Un jour, d’un coup, l’automne mourut

Publié le 22 novembre 2008 par Unepageparjour

Début de Habélard et Lola

Un jour, d’un coup, l’automne mourut. Le vieux pommier, tout dénudé, avait étalé ses fruits sur le pré, ses derniers trésors multicolores aux parfums sucrés. Les pommes, disposées en pyramide, mûrissaient lentement, sous les premières gelées des nuits. C’était le cidre à venir qui travaillait déjà sous leur peau tannée. Les ciels, chargés d’eau grise, paraissaient au dessus des haies, avant de se mêler aux nuits précoces. Lola, un peu grelottante, marchait vite, pour se réchauffer. Etonnée, elle n’entendait pas les premiers appels d’Habélard, qui d’ordinaire, l’attendait dès qu’elle avait sauté du bus. Plus elle montait dans le petit chemin sombre qui longeait le pré, et plus l’inquiétude la gagnait. Elle aurait du entendre déjà les ébrouements du poulain, le bruit des sabots grattant la clôture, le contour de ses naseaux sortant du crépuscule. Il n’y avait que le silence. L’absence. Le pré était vide, triste. Le pommier noir, voûté sur ses pauvres branches tordues, restait comme un dernier rempart avant l’hiver.

Lola courut à toutes jambes jusqu’à la maison de Monsieur Robert. Elle tambourina des deux mains sur la porte, les fenêtres, les murs, même, dans son impatience folle qu’on lui ouvrît.
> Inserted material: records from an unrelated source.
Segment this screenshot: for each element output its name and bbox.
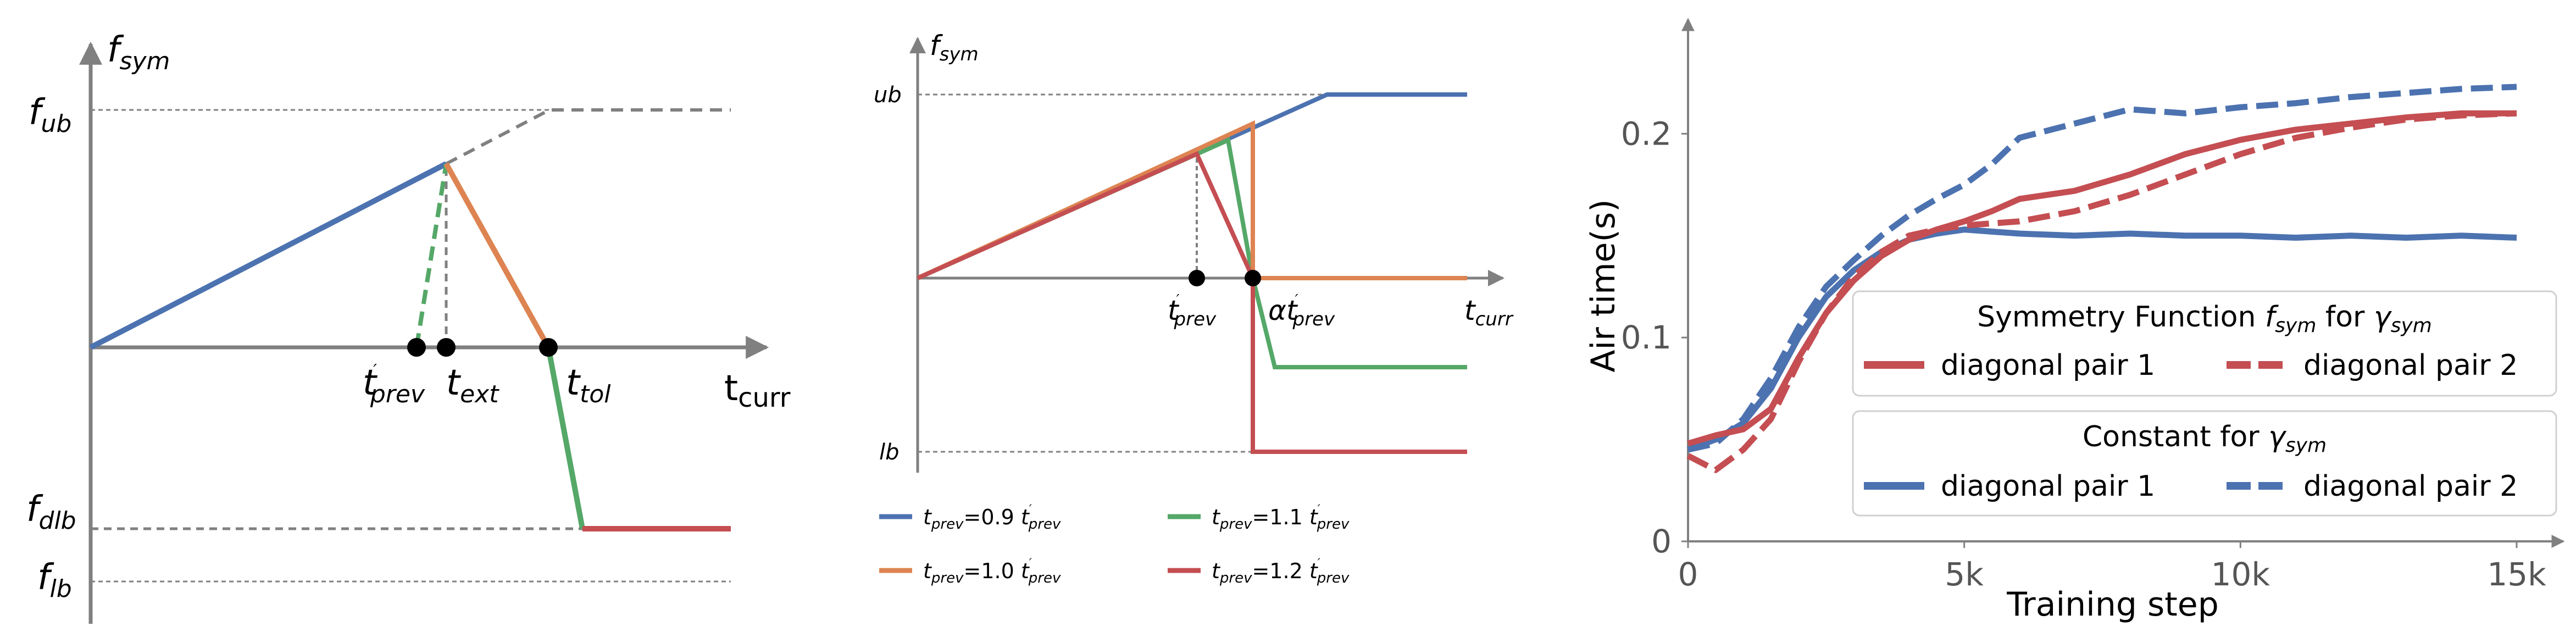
t-tol-label: ttol — [566, 363, 611, 408]
legend-red-solid-label: diagonal pair 1 — [1941, 349, 2155, 382]
legend-green-label: tprev=1.1 t′ prev — [1212, 503, 1350, 533]
blue-rise-line — [89, 161, 448, 350]
series-line-0 — [1687, 226, 2517, 453]
series-red-line — [917, 151, 1467, 454]
x-tick-label: 10k — [2211, 556, 2270, 593]
x-axis-label: tcurr — [724, 368, 791, 413]
t-prev-marker — [1189, 270, 1205, 286]
legend-blue-label: tprev=0.9 t′ prev — [923, 503, 1061, 533]
series — [1686, 84, 2517, 473]
right-chart: 0 5k 10k 15k 0 0.1 0.2 Air time(s) Training st… — [1584, 18, 2565, 624]
series-green-line — [917, 137, 1467, 369]
middle-diagram: fsym ub lb tcurr t′ prev αt′ prev tprev=0.… — [874, 30, 1514, 586]
series-blue-line — [917, 92, 1467, 280]
legend: Symmetry Function fsym for γsym diagonal… — [1852, 290, 2557, 517]
x-tick-label: 15k — [2487, 556, 2546, 593]
t-prev-label: t′ prev — [363, 361, 425, 408]
legend-blue-solid-label: diagonal pair 1 — [1941, 470, 2155, 503]
legend-group-2-title: Constant for γsym — [2083, 420, 2327, 457]
t-prev-label: t′ prev — [1168, 292, 1217, 330]
series-line-3 — [1686, 110, 2517, 473]
t-ext-label: text — [446, 363, 499, 408]
series-orange-line — [917, 120, 1467, 280]
legend: tprev=0.9 t′ prev tprev=1.1 t′ prev tprev=… — [879, 503, 1350, 586]
x-axis-title: Training step — [2006, 585, 2219, 624]
t-ext-marker — [437, 338, 456, 357]
y-axis-label: fsym — [930, 30, 979, 65]
alpha-t-prev-label: αt′ prev — [1268, 292, 1335, 330]
orange-decline-line — [443, 162, 551, 349]
y-tick-label: 0.1 — [1621, 319, 1672, 356]
legend-box-2 — [1852, 410, 2557, 517]
x-tick-label: 0 — [1678, 556, 1698, 593]
ub-label: ub — [874, 82, 902, 108]
series-line-2 — [1687, 110, 2517, 447]
y-axis-label: fsym — [107, 30, 170, 75]
y-tick-label: 0.2 — [1621, 115, 1672, 152]
t-prev-marker — [407, 338, 426, 357]
dlb-label: fdlb — [26, 489, 76, 535]
legend-blue-dashed-label: diagonal pair 2 — [2303, 470, 2518, 503]
green-decline-line — [546, 347, 585, 529]
legend-red-dashed-label: diagonal pair 2 — [2303, 349, 2518, 382]
alpha-t-prev-marker — [1245, 270, 1261, 286]
x-axis-label: tcurr — [1464, 295, 1514, 330]
ticks: 0 5k 10k 15k 0 0.1 0.2 — [1621, 115, 2546, 593]
series-line-1 — [1687, 84, 2517, 453]
ub-extension-line — [445, 108, 731, 165]
green-dashed-line — [414, 163, 448, 348]
legend-red-label: tprev=1.2 t′ prev — [1212, 557, 1350, 586]
left-diagram: fsym fub fdlb flb tcurr t′ prev text ttol — [26, 30, 791, 624]
legend-group-1-title: Symmetry Function fsym for γsym — [1977, 301, 2432, 337]
x-tick-label: 5k — [1945, 556, 1984, 593]
legend-orange-label: tprev=1.0 t′ prev — [923, 557, 1061, 586]
legend-box-1 — [1852, 290, 2557, 397]
y-tick-label: 0 — [1651, 523, 1672, 560]
t-tol-marker — [539, 338, 558, 357]
lb-label: flb — [37, 557, 72, 603]
y-axis-title: Air time(s) — [1584, 199, 1623, 372]
ub-label: fub — [29, 92, 71, 138]
lb-label: lb — [879, 440, 900, 465]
Elle haletait :

Monsieur Robert ! Monsieur Robert ! On a volé les chevaux !

De ses yeux mal réveillés des suites d’une sieste trop longue, Monsieur Robert la regardait sans comprendre.

Les chevaux ? Ha ! Oui, les chevaux ! Bah ! Ils sont dans l’écurie. Viens ! Je vais te montrer.

Enfilant une vieille parka, il emmena la jeune fille derrière son jardin potager, aidé d’une grosse lampe torche, qui luttait tant bien que mal contre les ombres du crépuscule.

Lola reconnut les appels de son ami, à travers une porte de bois brun, couverte d’écharde. Ils entrèrent. Une ampoule palote se balançait au plafond, au gré des courants d’air, jetant sur les murs des crachats de lumière froide. Aicha et Habélard les regardaient, de leur grands yeux tristes. Le poulain restait couché au sol.

Monsieur Robert s’excusait.

C’est l’hiver. Il vaut mieux qu’ils aient un peu chaud. Allez ! on les mettra dans l’herbe au printemps, pour le sevrage, et ils iront gambader en oubliant cette mauvaise période !

Lola pleurait tout doucement, dans l’encolure du petit cheval.